This is the static-style counterpart to Language, generated by the StaticLang tool.

If the name of a language is foo (for example), then the name of this class will be Language_foo.

All of the Language members are available, but alternate versions are added.

static enum string staticName
static enum string staticVer
static enum string staticAuthor
static enum string staticAbout
static enum bool staticCaseSensitive

static immutable Symbol[] staticSymbolTable
static immutable CharSet[] staticCharSetTable
static immutable Rule[] staticRuleTable
static immutable DFAState[] staticDFATable
static immutable LALRState[] staticLALRTable

static enum int staticStartSymbolIndex
static enum int staticInitialDFAState
static enum int staticInitialLALRState
static enum int staticEofSymbolIndex
static enum int staticErrorSymbolIndex

static immutable string[] staticUniqueSymbolNameArray
static enum Symbol staticEofSymbol
static enum Symbol staticErrorSymbol

static bool staticIsSymbolNameValid(string name)
static bool staticIsSymbolNameAmbiguous(string name)
Compile-time counterparts to the corresponding Language members.
static enum string packageName
static enum string shortPackageName
If StaticLang was passed, for example, --pack=myApp.langs.myLang, then packageName is "myApp.langs.myLang" and shortPackageName is the name of the language: "myLang".
static enum string langInstanceName
static enum string langClassName
static enum string lexerClassName
static enum string parserClassName
static enum string tokenClassName
The names of the various classes StaticLang created for this language. For example, "language_myLang", "Language_myLang", "Lexer_myLang", "Parser_myLang", and "Token_myLang".
Parser_{languageName} parseFile(string filename)
Parser_{languageName} parseCode(string source, string filename="")
Parser_{languageName} parseTokens(Token[] tokens, string filename="", Lexer lexerUsed=null)
Lexer_{languageName} lexFile(string filename)
Lexer_{languageName} lexCode(string source, string filename="")

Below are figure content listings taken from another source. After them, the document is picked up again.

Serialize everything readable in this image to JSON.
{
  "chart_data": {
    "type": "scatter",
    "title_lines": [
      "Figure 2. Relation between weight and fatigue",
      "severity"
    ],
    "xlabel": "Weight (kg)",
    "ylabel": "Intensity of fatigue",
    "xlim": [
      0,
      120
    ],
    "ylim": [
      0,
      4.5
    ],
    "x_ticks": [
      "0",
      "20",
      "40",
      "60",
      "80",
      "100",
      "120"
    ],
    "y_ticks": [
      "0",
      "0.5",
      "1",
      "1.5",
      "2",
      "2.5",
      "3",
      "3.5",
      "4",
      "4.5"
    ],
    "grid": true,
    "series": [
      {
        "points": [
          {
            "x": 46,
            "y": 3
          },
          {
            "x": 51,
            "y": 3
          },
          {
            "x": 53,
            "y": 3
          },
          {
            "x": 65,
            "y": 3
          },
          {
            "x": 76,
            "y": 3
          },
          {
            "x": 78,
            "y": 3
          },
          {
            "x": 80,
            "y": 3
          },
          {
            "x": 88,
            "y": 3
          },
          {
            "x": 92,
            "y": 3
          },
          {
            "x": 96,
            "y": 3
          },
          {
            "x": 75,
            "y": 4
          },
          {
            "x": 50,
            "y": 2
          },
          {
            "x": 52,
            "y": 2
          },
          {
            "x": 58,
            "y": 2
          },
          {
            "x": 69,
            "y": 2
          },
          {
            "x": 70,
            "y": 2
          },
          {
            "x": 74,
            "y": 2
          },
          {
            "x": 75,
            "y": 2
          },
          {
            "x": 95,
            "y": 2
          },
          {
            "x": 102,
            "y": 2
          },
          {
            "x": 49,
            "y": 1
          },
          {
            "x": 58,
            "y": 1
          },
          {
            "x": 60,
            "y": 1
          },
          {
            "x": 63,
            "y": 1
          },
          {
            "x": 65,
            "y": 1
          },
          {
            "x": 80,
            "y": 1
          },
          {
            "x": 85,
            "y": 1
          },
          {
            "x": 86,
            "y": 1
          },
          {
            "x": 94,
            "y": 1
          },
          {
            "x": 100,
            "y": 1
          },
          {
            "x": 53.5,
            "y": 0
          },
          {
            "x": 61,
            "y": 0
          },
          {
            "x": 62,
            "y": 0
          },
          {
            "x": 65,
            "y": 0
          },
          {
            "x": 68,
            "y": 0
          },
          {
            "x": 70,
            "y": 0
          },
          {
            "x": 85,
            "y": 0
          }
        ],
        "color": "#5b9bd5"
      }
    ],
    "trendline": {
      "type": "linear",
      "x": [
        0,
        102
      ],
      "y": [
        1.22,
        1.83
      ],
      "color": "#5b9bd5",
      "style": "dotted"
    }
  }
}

Type-safe static-style counterparts to the respective "X"-suffixed lex and parse functions in Language.

module {user-specified package}.lang

Language_{languageName} language_{languageName}

A pre-instantiated instance of a Language_{languageName}, generated by StaticLang and only created for static-style languages.

For example, if the name of a language is foo, then the declaration of this will be:

Language_foo language_foo;